7 wide-mouth quart jars, lids & rings
fresh dill, heads & several inches of stems, shaken free of bugs
cucumber, washed and scrubbed
1 garlic clove (or more if you so desire)
8 1/2 cups water
2 1/4 cups white vinegar
1/2 cup pickling salt
Before filling the jars, wash the jars in hot, soapy water (or dishwasher), rinse and fill with hot water and set aside. Fill canning kettle half-full with hottest tap water; set on burner over high heat. In a medium saucepan, fit lids and rings together, cover with water, bring to a simmer. In a large saucepan, bring water, vinegar and salt to a boil, turn off the heat and set aside.
FILL JARS: place a layer of dill at the bottom of each jar, along with one garlic clove (if used), then TIGHTLY load the cukes into the jar to the NECK of the jar (squeeze cukes into the jar tightly–uniform size helps; add a few TINY spriglets of dill and another garlic clove, if desired. Leaving a 1/4 inch headspace at the top of the jar.
PLEASE FOLLOW THESE STEPS:
After 24 hours, check your lids to make sure that they are properly sealed. I can not stress how important it is to have a properly sealed jar. If not sealed correctly bacteria can grow and be very harmful.
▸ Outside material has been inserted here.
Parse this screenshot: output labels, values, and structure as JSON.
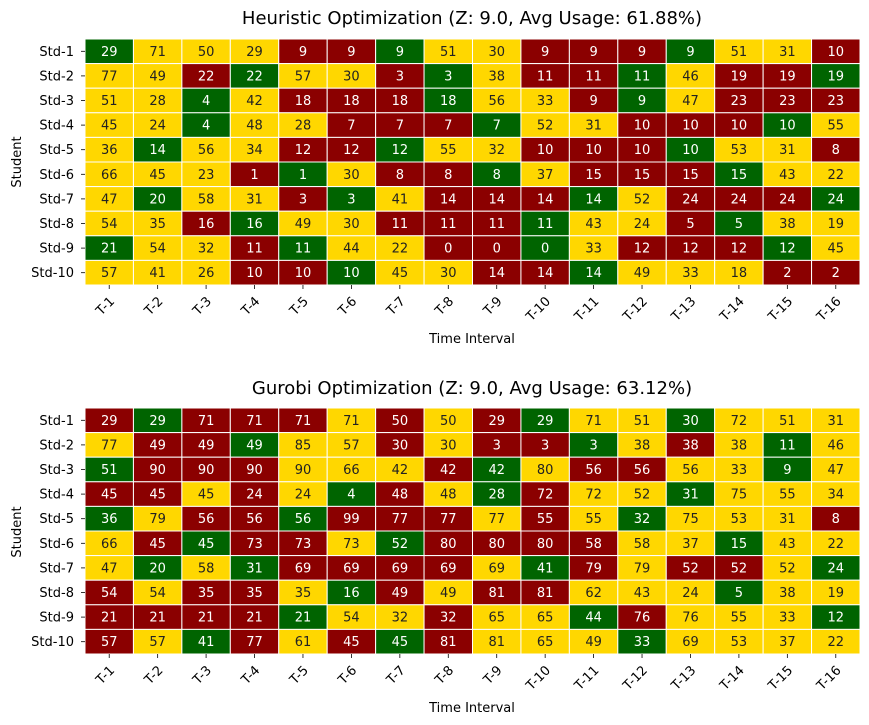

You can check 3 ways… 1) When you press down on the center of the lid, it shouldn’t pop back up. 2) If you take the back of a spoon and tap the center of the lid it should sound like a “ting” and not a dull thud. 3) If you take the metal screw band of the jar off you should be able to lift the jar off of your table or counter, holding just the lid, without having the metal lid or sealing compound pop off.
If you find that your jar is not properly sealed, you have to completely re-can. Meaning, take all of the ingredients out of the jar, reboil the jar and band, get a new lid (once a lid is used they cannot be re-used) and re-process the filled jar.